First, payers and TPAs need to ask the right question. “Self-service or managed services?” is not the right question. The right question is “How can I achieve a holistic member communication strategy?” They need to think about the effect they want to have on member experience and how that aligns with the unique needs of their business. And then ultimately, they need to consider their core competencies and how to invest resources to achieve this vision.

With that in mind, some payers may consider a combined approach. Many organizations find a middle ground between an in-house and outsourced managed integration. This selection of approach is not a one size fits all model and it can evolve with the organization. We recommend considering strategy, resources, and technology to decide on the best approach for you.

Regardless of which option payers choose, the important thing is to have the tools and resources in place to streamline workflows, scale, and stay organized.

To figure out what those tools are, it’s important to start by setting goals. While challenges and items of importance will vary based on size, situation, and role (TPA), most organizations share the following goals:

  • Engage with members in their healthcare journey to improve outcomes
  • Grow and maintain plan membership
  • Drive costs down and improve operational efficiencies
  • Ensure operational compliance

Aligned with these goals, Change Healthcare offers seven different modules and supports the in-house, managed-services, and combined models outlined above to help payers address their needs through the full spectrum of healthcare communications.

Stay true to your story

Composing and managing member communications can get incredibly complex. Not only must payers and TPAs manage a vast-and-continuously-changing library of member communications, but they also need to make sure each piece stays synchronized within a complex ecosystem. Managing multiple vendors and disparate workflows only adds to the challenge for Payers and TPAs.

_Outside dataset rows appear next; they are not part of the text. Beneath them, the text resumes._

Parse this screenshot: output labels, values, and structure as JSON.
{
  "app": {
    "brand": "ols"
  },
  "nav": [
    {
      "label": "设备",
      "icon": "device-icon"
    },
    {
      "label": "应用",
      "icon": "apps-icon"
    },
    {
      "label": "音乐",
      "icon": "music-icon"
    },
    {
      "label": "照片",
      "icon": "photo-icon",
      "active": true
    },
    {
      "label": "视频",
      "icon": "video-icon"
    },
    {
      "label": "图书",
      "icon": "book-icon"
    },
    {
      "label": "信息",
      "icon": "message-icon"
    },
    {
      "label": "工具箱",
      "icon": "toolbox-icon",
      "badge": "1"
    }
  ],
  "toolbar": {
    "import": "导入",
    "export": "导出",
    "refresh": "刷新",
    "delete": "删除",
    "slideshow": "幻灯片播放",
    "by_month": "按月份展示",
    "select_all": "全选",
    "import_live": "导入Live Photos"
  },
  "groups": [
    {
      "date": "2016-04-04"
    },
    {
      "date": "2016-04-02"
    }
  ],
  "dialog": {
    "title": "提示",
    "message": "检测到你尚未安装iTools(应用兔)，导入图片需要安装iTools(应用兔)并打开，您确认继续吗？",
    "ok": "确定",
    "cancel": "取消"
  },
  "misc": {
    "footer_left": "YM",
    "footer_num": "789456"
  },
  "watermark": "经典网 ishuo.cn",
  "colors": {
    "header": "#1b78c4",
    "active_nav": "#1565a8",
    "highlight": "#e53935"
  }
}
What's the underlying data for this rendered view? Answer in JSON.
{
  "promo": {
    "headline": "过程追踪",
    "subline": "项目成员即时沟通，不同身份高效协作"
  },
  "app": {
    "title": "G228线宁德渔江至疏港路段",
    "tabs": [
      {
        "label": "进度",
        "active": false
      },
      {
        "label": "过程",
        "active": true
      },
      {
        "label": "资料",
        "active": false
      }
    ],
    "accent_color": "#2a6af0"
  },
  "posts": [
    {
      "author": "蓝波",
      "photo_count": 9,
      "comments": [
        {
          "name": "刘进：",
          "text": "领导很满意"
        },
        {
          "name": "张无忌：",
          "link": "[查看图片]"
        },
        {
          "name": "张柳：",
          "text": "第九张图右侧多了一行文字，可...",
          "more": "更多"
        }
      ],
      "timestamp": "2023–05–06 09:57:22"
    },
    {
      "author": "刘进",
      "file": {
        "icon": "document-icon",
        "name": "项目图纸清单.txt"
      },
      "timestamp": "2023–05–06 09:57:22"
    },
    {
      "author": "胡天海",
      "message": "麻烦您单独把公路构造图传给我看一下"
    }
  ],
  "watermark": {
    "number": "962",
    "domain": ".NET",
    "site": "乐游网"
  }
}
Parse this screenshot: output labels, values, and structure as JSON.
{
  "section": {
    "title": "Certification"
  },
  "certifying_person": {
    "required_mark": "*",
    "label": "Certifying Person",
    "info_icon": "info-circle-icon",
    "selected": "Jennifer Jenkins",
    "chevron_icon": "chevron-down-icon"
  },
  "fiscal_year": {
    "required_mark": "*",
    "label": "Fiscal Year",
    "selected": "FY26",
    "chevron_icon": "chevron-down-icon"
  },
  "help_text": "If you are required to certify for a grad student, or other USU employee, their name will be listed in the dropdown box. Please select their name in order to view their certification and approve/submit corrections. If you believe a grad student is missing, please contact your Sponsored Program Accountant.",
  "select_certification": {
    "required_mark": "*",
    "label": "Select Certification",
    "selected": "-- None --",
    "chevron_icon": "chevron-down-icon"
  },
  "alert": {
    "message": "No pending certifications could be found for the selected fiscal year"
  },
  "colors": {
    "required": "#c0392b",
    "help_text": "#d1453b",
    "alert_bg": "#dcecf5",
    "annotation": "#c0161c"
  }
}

When exploring healthcare solutions, payers shouldn’t allow themselves to get caught up in a fantasy. Instead, they should stay focused on the mission and make sure the organization has the tools, resources, and expertise required to accomplish the short-term objectives without sacrificing the long-term vision. For payers exploring a fully integrated healthcare communication solution, a fairy tale ending is possible, but the plot has to be based on reality.